Several strengths and limitations of this study need to be acknowledged. A strength of this study pertains to the well-documented nature of this primary care-based cohort of patients with T2D, consisting of deeply phenotyped individuals in a prospective longitudinal study design. Following these aspects, we were able to reliably assess relationships between lipoprotein particles and the occurrence of developing microvascular complications in T2D, while being able to control for a variety of relevant covariates. Furthermore, in this study we characterized lipoprotein particle profiles using NMR spectroscopy, which allowed for more comprehensive measurements of lipoprotein concentrations and their subfractions. A limitation of the present longitudinal analysis is the rather small population suitable for longitudinal analysis due to the presence of microvascular complications of about half of the total study cohort at baseline. Another limitation inherent to the longitudinal, observational study design and correlative nature of this study is that we could not fully exclude the possibility of reverse causation.
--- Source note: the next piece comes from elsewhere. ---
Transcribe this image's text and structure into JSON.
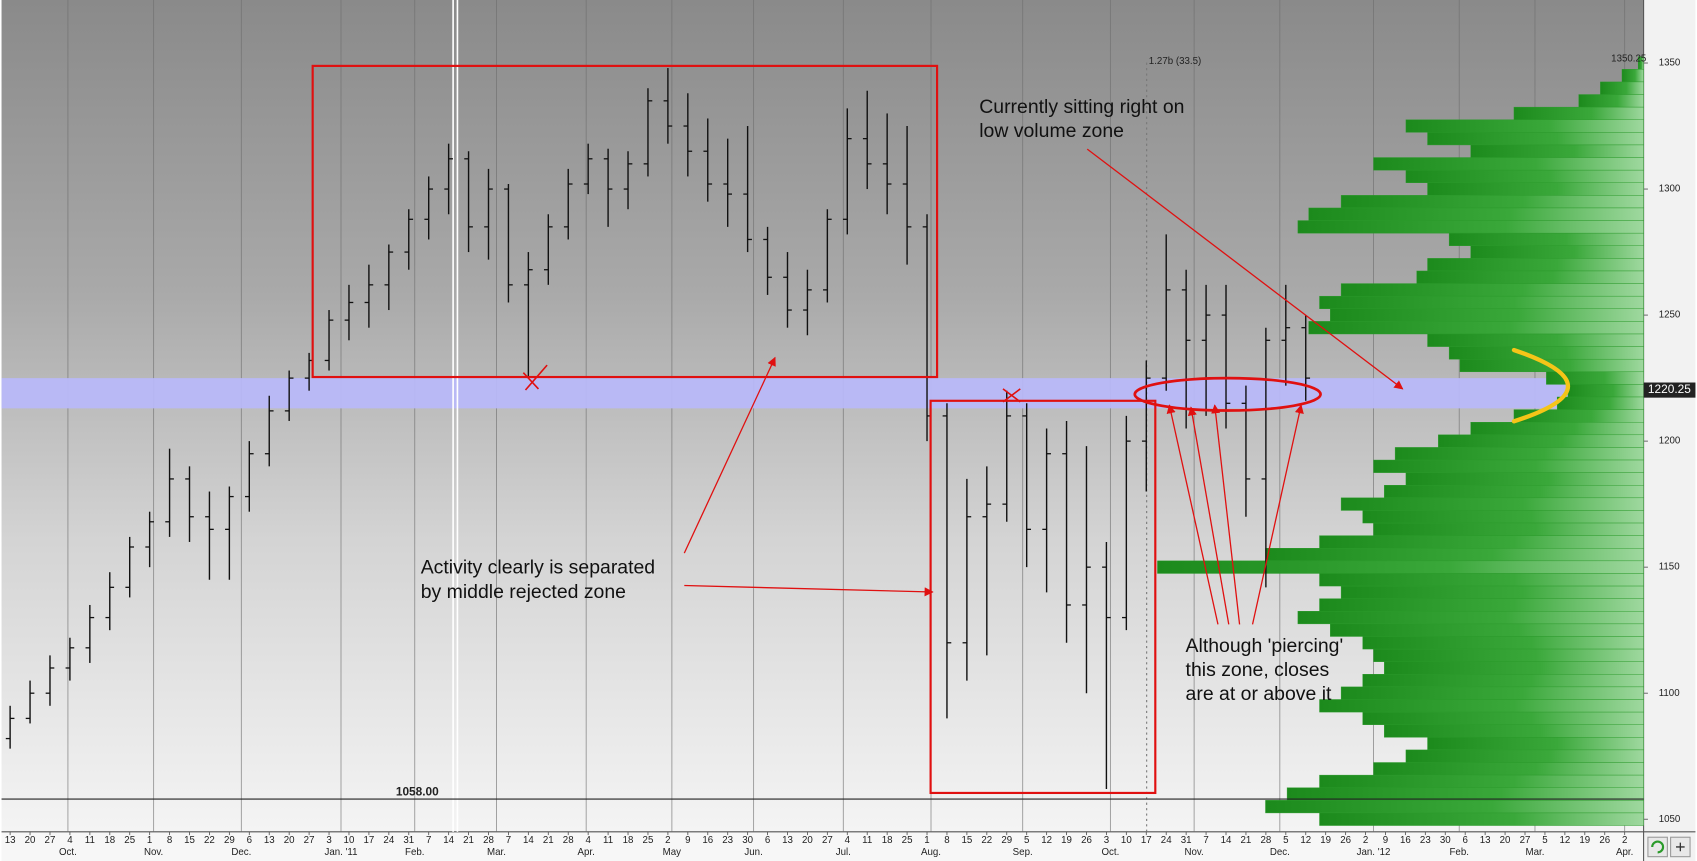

Second, since the majority of individuals included in this cohort were inhabitants of a specific geographical area in the Netherlands, this may preclude generalizability of our findings to other more ethnically diverse cohorts of patients with T2D. Finally, there was no use of SGLT2 and GLP-1 receptor agonists in this cohort which was established before the introduction of these agents in the clinic.

Conclusions

Although our analyses were performed in a rather small cohort of T2D patients, this study suggests that both high LDL and HDL particle concentrations, as proxies of lipoprotein metabolic disturbances, are associated with an increased risk of developing microvascular complications in individuals with established T2D. These findings support the potential merit of measurement of lipoprotein particle concentrations as clinically relevant lipid biomarkers for the development of microvascular complications in T2D. Future studies are warranted to further validate our findings as well as to determine the potential therapeutic amenability of elevated lipoprotein particles with the goal of attenuating the risk of developing microvascular complications.